Following up my query about how folks are making the most of their flow data, I’m also curious about what automated tasks people are performing as reactions to flow data, if any. This question is rooted in the reading & writing I’ve been doing about software defined networking.
For example, let’s say there’s a 10Mbps WAN link we use for voice as well as data that a monitoring station is getting flow data from. In a statically defined network (i.e. the way we do things today), we’ve probably built a QoS policy for that link based on expected peak call volume, but the key is that the interface definition is static. We make our best guess as to how to provision the interface based on traffic mix history and expected future trends.

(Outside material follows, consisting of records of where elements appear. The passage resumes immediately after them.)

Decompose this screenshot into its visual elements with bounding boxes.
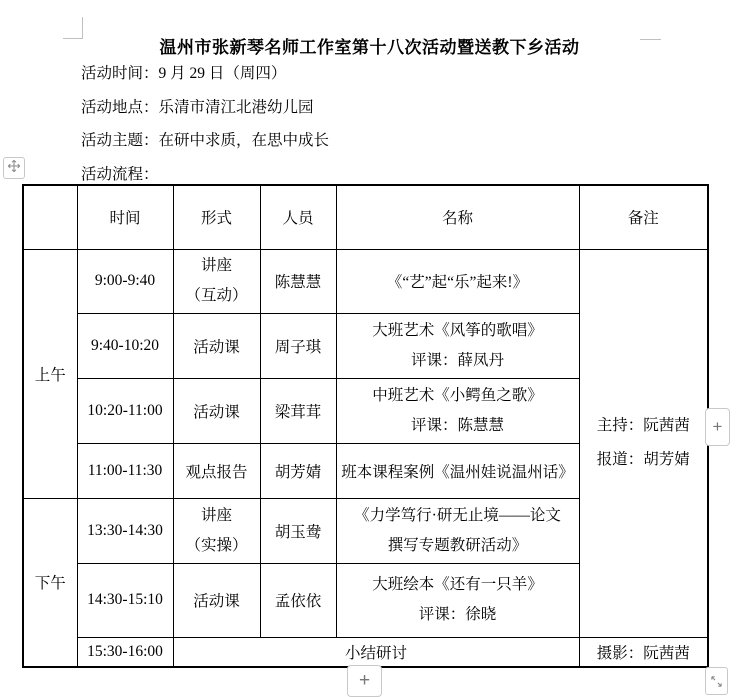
insert-row-button[interactable] [347, 665, 382, 697]
time-cell: 13:30-14:30 [77, 498, 173, 563]
name-cell: 班本课程案例《温州娃说温州话》 [336, 443, 579, 498]
form-cell: 活动课 [173, 313, 260, 378]
activity-schedule-table [22, 184, 709, 668]
header-cell-time: 时间 [77, 185, 173, 249]
table-row [23, 249, 708, 313]
form-cell: 活动课 [173, 563, 260, 637]
insert-column-button[interactable] [705, 408, 730, 446]
table-move-handle[interactable] [3, 157, 25, 179]
form-cell: 活动课 [173, 378, 260, 443]
name-cell [336, 378, 579, 443]
time-cell: 14:30-15:10 [77, 563, 173, 637]
header-cell-note: 备注 [579, 185, 708, 249]
section-label-morning: 上午 [23, 249, 77, 498]
header-row [23, 185, 708, 249]
summary-cell: 小结研讨 [173, 637, 579, 667]
move-arrows-icon [7, 159, 21, 178]
name-line: 评课：徐晓 [418, 606, 497, 623]
name-line: 大班绘本《还有一只羊》 [372, 576, 543, 593]
info-line-time: 活动时间：9 月 29 日（周四） [81, 65, 287, 82]
person-cell: 周子琪 [260, 313, 336, 378]
time-cell: 9:40-10:20 [77, 313, 173, 378]
section-label-afternoon: 下午 [23, 498, 77, 667]
header-cell-form: 形式 [173, 185, 260, 249]
note-host: 主持：阮茜茜 [596, 417, 690, 434]
note-report: 报道：胡芳婧 [596, 451, 690, 468]
form-cell: 观点报告 [173, 443, 260, 498]
info-line-flow: 活动流程： [81, 165, 159, 183]
name-line: 评课：陈慧慧 [410, 416, 504, 434]
name-line: 撰写专题教研活动》 [387, 536, 528, 554]
form-line: （实操） [185, 536, 248, 554]
notes-cell [579, 249, 708, 637]
document-info-block [81, 57, 329, 191]
header-cell-empty [23, 185, 77, 249]
name-cell: 《“艺”起“乐”起来!》 [336, 249, 579, 313]
person-cell: 胡芳婧 [260, 443, 336, 498]
person-cell: 孟依依 [260, 563, 336, 637]
person-cell: 胡玉鸯 [260, 498, 336, 563]
name-line: 评课：薛凤丹 [410, 351, 504, 369]
name-cell [336, 498, 579, 563]
time-cell: 11:00-11:30 [77, 443, 173, 498]
person-cell: 梁茸茸 [260, 378, 336, 443]
info-line-theme: 活动主题：在研中求质，在思中成长 [81, 132, 330, 149]
name-line: 大班艺术《风筝的歌唱》 [372, 321, 543, 339]
name-line: 《力学笃行·研无止境——论文 [354, 506, 561, 524]
document-title: 温州市张新琴名师工作室第十八次活动暨送教下乡活动 [159, 38, 580, 57]
header-cell-name: 名称 [336, 185, 579, 249]
person-cell: 陈慧慧 [260, 249, 336, 313]
form-line: （互动） [185, 287, 248, 304]
header-cell-person: 人员 [260, 185, 336, 249]
time-cell: 9:00-9:40 [77, 249, 173, 313]
info-line-location: 活动地点：乐清市清江北港幼儿园 [81, 98, 314, 116]
diagonal-resize-icon [710, 675, 723, 688]
table-resize-handle[interactable] [705, 667, 728, 695]
time-cell: 10:20-11:00 [77, 378, 173, 443]
name-cell [336, 313, 579, 378]
form-line: 讲座 [200, 506, 232, 524]
form-line: 讲座 [200, 257, 232, 274]
form-cell [173, 249, 260, 313]
plus-icon: + [712, 417, 723, 436]
name-cell [336, 563, 579, 637]
plus-icon: + [358, 670, 371, 691]
photo-note-cell: 摄影：阮茜茜 [579, 637, 708, 667]
name-line: 中班艺术《小鳄鱼之歌》 [372, 386, 543, 404]
time-cell: 15:30-16:00 [77, 637, 173, 667]
summary-row [23, 637, 708, 667]
form-cell [173, 498, 260, 563]
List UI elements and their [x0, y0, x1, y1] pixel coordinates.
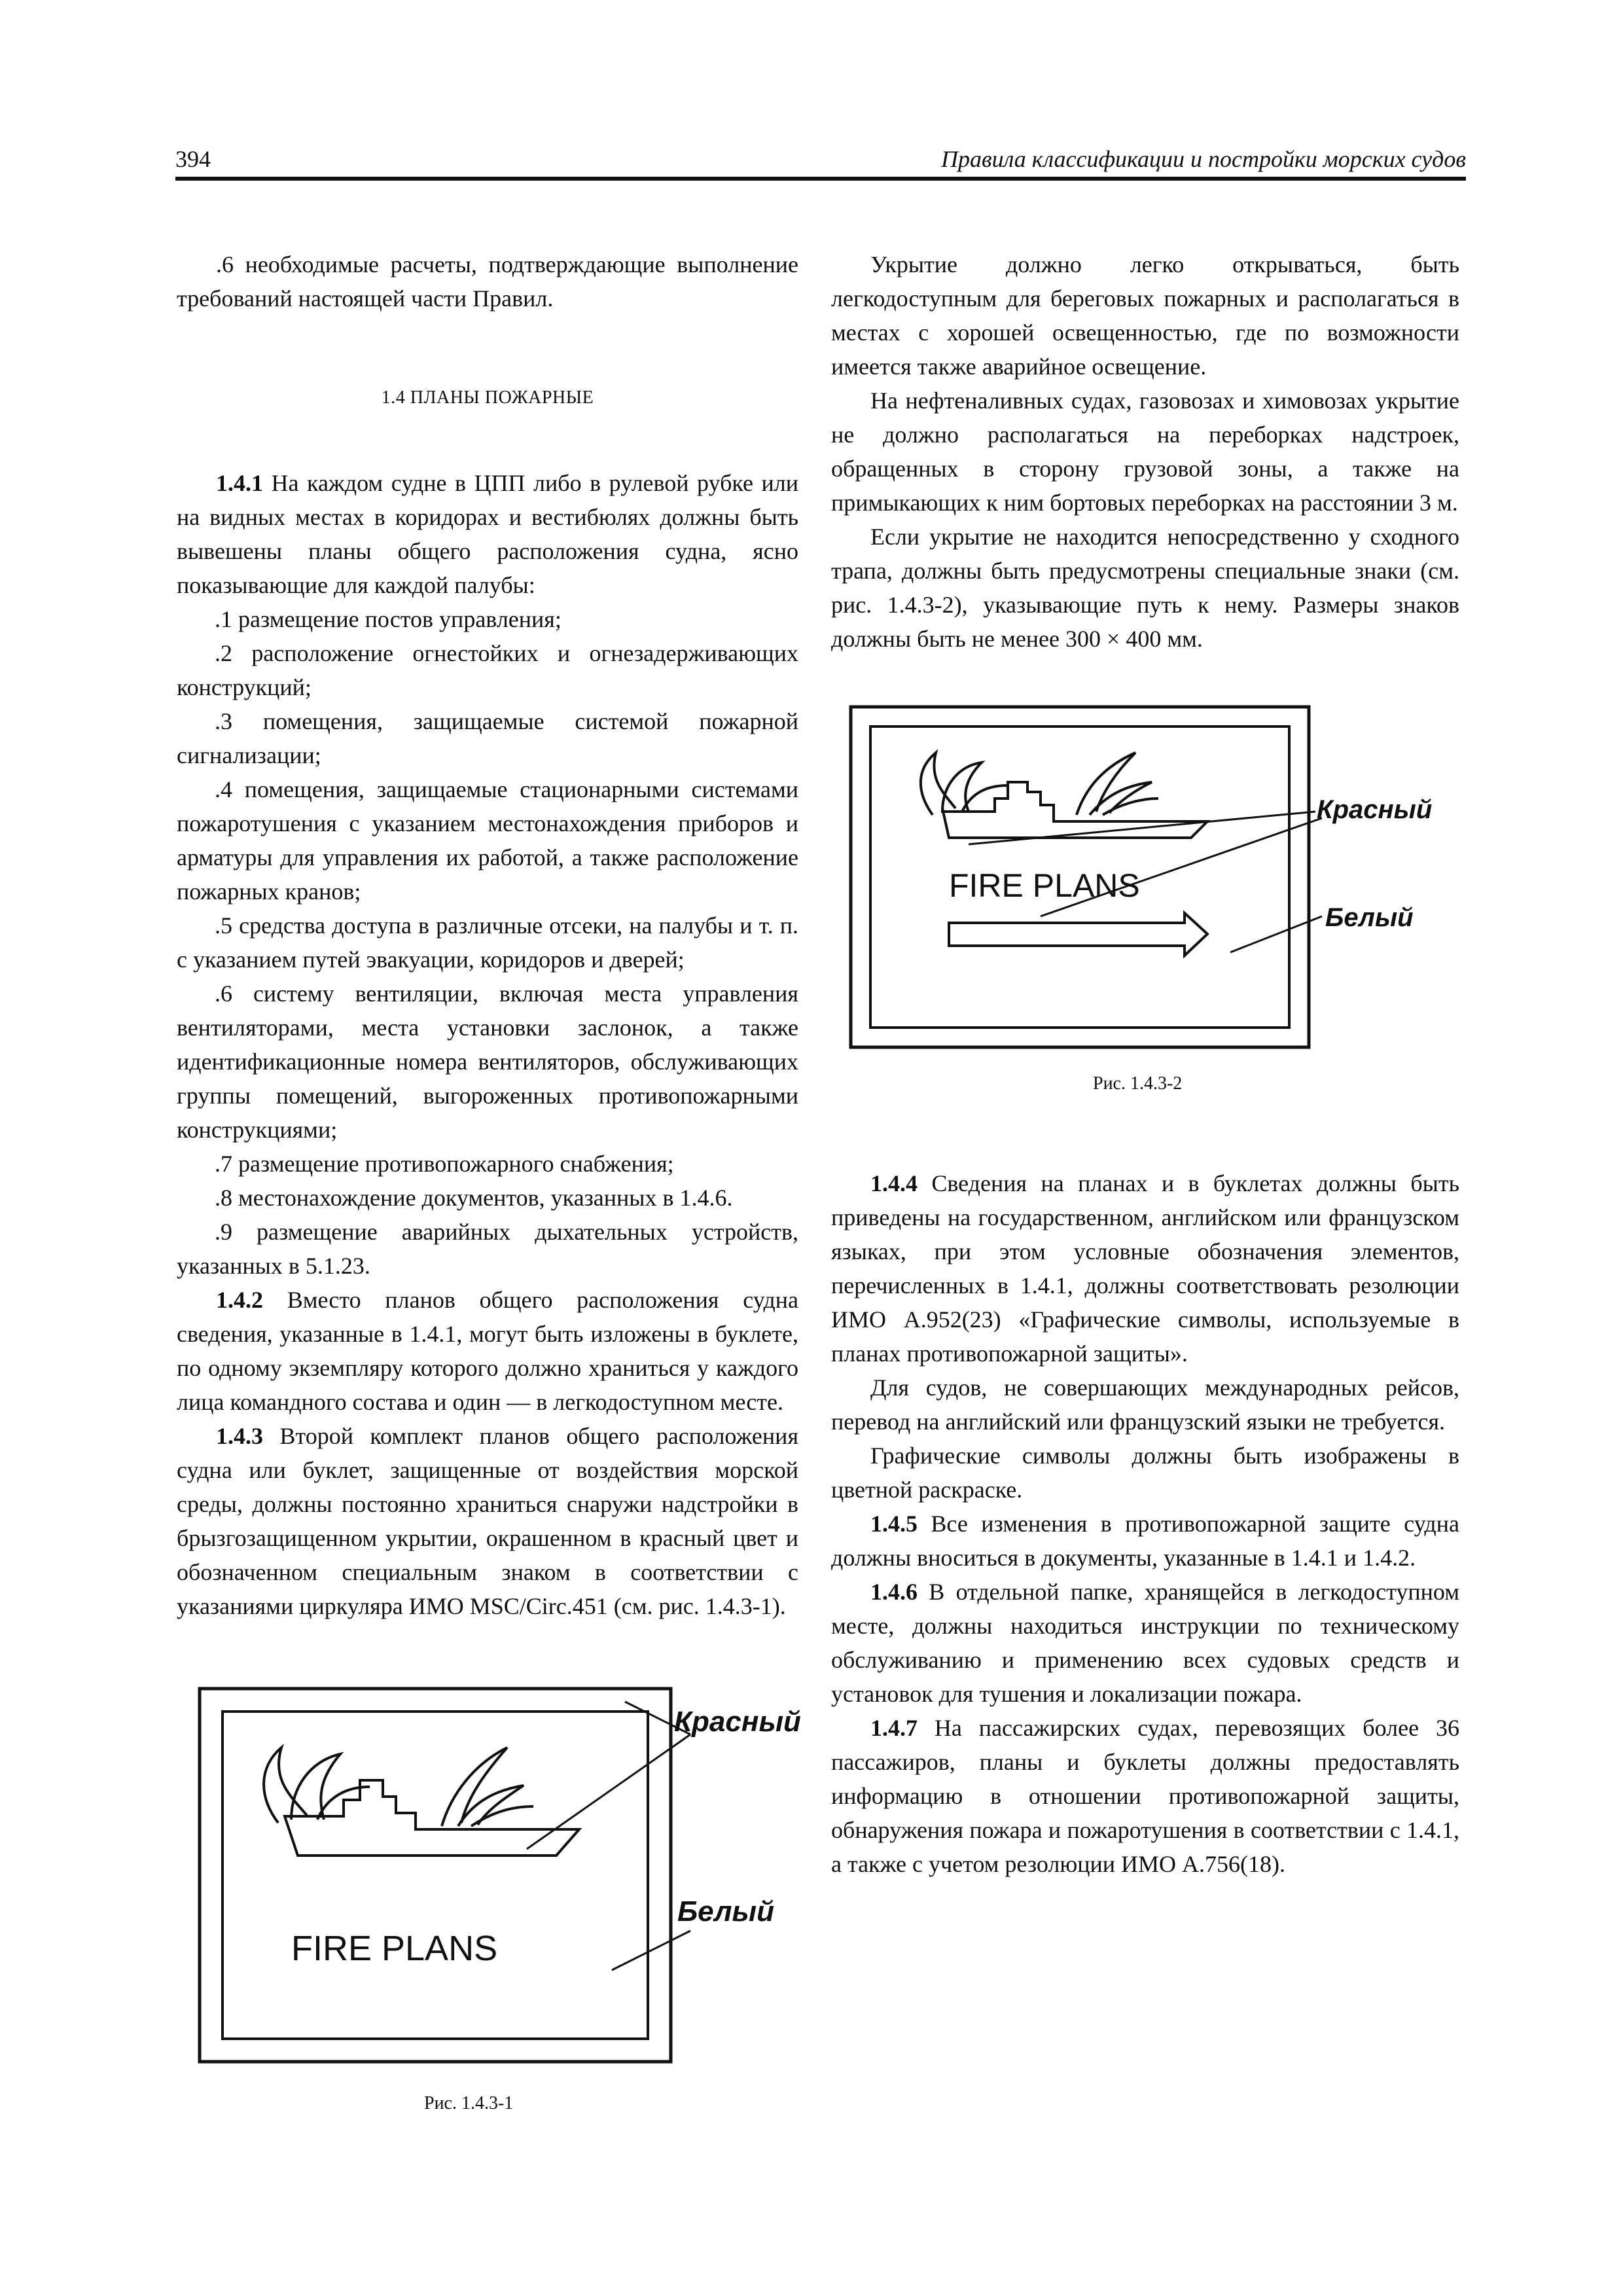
page-number: 394 [175, 146, 211, 172]
paragraph-1-4-2 [177, 1283, 798, 1419]
figure-fire-plans-sign [193, 1682, 808, 2068]
figure-1-caption: Рис. 1.4.3-1 [424, 2093, 514, 2113]
sign-outer-frame [200, 1689, 671, 2062]
paragraph-signs: Если укрытие не находится непосредственно у сходного трапа, должны быть предусмотрены специальные знаки (см. рис. 1.4.3-2), указывающие путь к нему. Размеры знаков должны быть не менее 300 × 400 мм. [831, 524, 1459, 652]
list-item-8: .8 местонахождение документов, указанных в 1.4.6. [215, 1185, 733, 1211]
clause-number: 1.4.4 [870, 1170, 918, 1196]
paragraph-1-4-1 [177, 466, 798, 602]
clause-number: 1.4.3 [216, 1423, 263, 1449]
clause-number: 1.4.7 [870, 1715, 918, 1741]
list-item-3: .3 помещения, защищаемые системой пожарной сигнализации; [177, 708, 798, 768]
sign-text: FIRE PLANS [949, 867, 1140, 904]
figure-fire-plans-arrow-sign [844, 700, 1433, 1054]
clause-number: 1.4.6 [870, 1579, 918, 1605]
list-item-1: .1 размещение постов управления; [215, 606, 562, 632]
sign-inner-frame [223, 1712, 648, 2039]
clause-text: Все изменения в противопожарной защите судна должны вноситься в документы, указанные в 1.4.1 и 1.4.2. [831, 1511, 1459, 1571]
paragraph-tankers: На нефтеналивных судах, газовозах и химовозах укрытие не должно располагаться на переборках надстроек, обращенных в сторону грузовой зоны, а также на примыкающих к ним бортовых переборках на расстоянии 3 м. [831, 387, 1459, 516]
list-item-4: .4 помещения, защищаемые стационарными системами пожаротушения с указанием местонахождения приборов и арматуры для управления их работой, а также расположение пожарных кранов; [177, 776, 798, 905]
paragraph-1-4-3 [177, 1419, 798, 1623]
paragraph-translation: Для судов, не совершающих международных рейсов, перевод на английский или французский языки не требуется. [831, 1374, 1459, 1435]
clause-number: 1.4.2 [216, 1287, 263, 1313]
clause-text: Сведения на планах и в буклетах должны быть приведены на государственном, английском или французском языках, при этом условные обозначения элементов, перечисленных в 1.4.1, должны соответствовать резолюции ИМО А.952(23) «Графические символы, используемые в планах противопожарной защиты». [831, 1170, 1459, 1367]
list-item-5: .5 средства доступа в различные отсеки, на палубы и т. п. с указанием путей эвакуации, коридоров и дверей; [177, 912, 798, 973]
figure-2-caption: Рис. 1.4.3-2 [1093, 1073, 1183, 1094]
label-white: Белый [1325, 903, 1414, 932]
clause-text: В отдельной папке, хранящейся в легкодоступном месте, должны находиться инструкции по техническому обслуживанию и применению всех судовых средств и установок для тушения и локализации пожара. [831, 1579, 1459, 1707]
sign-text: FIRE PLANS [291, 1929, 498, 1968]
paragraph-colors: Графические символы должны быть изображены в цветной раскраске. [831, 1443, 1459, 1503]
leader-line-red [527, 1734, 690, 1849]
label-white: Белый [677, 1895, 774, 1928]
clause-number: 1.4.5 [870, 1511, 918, 1537]
section-title: 1.4 ПЛАНЫ ПОЖАРНЫЕ [381, 387, 594, 408]
header-rule [175, 177, 1466, 181]
paragraph-1-4-4 [831, 1166, 1459, 1371]
list-item-6: .6 систему вентиляции, включая места управления вентиляторами, места установки заслонок, а также идентификационные номера вентиляторов, обслуживающих группы помещений, выгороженных противопожарными конструкциями; [177, 980, 798, 1143]
left-column [177, 247, 798, 1623]
list-item-7: .7 размещение противопожарного снабжения; [215, 1151, 674, 1177]
label-red: Красный [674, 1706, 801, 1738]
clause-number: 1.4.1 [216, 470, 263, 496]
paragraph-1-4-7 [831, 1711, 1459, 1881]
clause-text: На каждом судне в ЦПП либо в рулевой рубке или на видных местах в коридорах и вестибюлях должны быть вывешены планы общего расположения судна, ясно показывающие для каждой палубы: [177, 470, 798, 598]
clause-text: Вместо планов общего расположения судна сведения, указанные в 1.4.1, могут быть изложены в буклете, по одному экземпляру которого должно храниться у каждого лица командного состава и один — в легкодоступном месте. [177, 1287, 798, 1415]
leader-line-white [612, 1931, 690, 1970]
clause-text: Второй комплект планов общего расположения судна или буклет, защищенные от воздействия морской среды, должны постоянно храниться снаружи надстройки в брызгозащищенном укрытии, окрашенном в красный цвет и обозначенном специальным знаком в соответствии с указаниями циркуляра ИМО MSC/Circ.451 (см. рис. 1.4.3-1). [177, 1423, 798, 1619]
label-red: Красный [1317, 795, 1433, 824]
arrow-icon [949, 913, 1207, 956]
clause-text: На пассажирских судах, перевозящих более 36 пассажиров, планы и буклеты должны предоставлять информацию в отношении противопожарной защиты, обнаружения пожара и пожаротушения в соответствии с 1.4.1, а также с учетом резолюции ИМО А.756(18). [831, 1715, 1459, 1877]
running-title: Правила классификации и постройки морских судов [941, 146, 1466, 172]
paragraph-1-4-6 [831, 1575, 1459, 1711]
paragraph-intro: .6 необходимые расчеты, подтверждающие выполнение требований настоящей части Правил. [177, 251, 798, 312]
paragraph-shelter: Укрытие должно легко открываться, быть легкодоступным для береговых пожарных и располагаться в местах с хорошей освещенностью, где по возможности имеется также аварийное освещение. [831, 251, 1459, 380]
list-item-9: .9 размещение аварийных дыхательных устройств, указанных в 5.1.23. [177, 1219, 798, 1279]
paragraph-1-4-5 [831, 1507, 1459, 1575]
right-column [831, 247, 1459, 1881]
list-item-2: .2 расположение огнестойких и огнезадерживающих конструкций; [177, 640, 798, 700]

But, what if the QoS policy was flexible based on current demand the flow data is telling us about? The idea is that the flow data gets exported to a controller that can reprovision the QoS policy of the WAN interface on the fly. More calls coming through? Beef up the low-latency queue. Fewer calls? Re-allocate queues to other flows. I recognize that there are products that can do this, although I think of them as service provider tools than enterprise tools for the most part.
The question then is this: does running a network this way - where real-time flow data could change the overall traffic policy of a network – sound like the best thing ever, or more like a miserable pain in the backside you’d get sick of troubleshooting? I know networking vendors want to take our networks to this software defined panacea in a thousand different ways, so it’s an interesting point to discuss.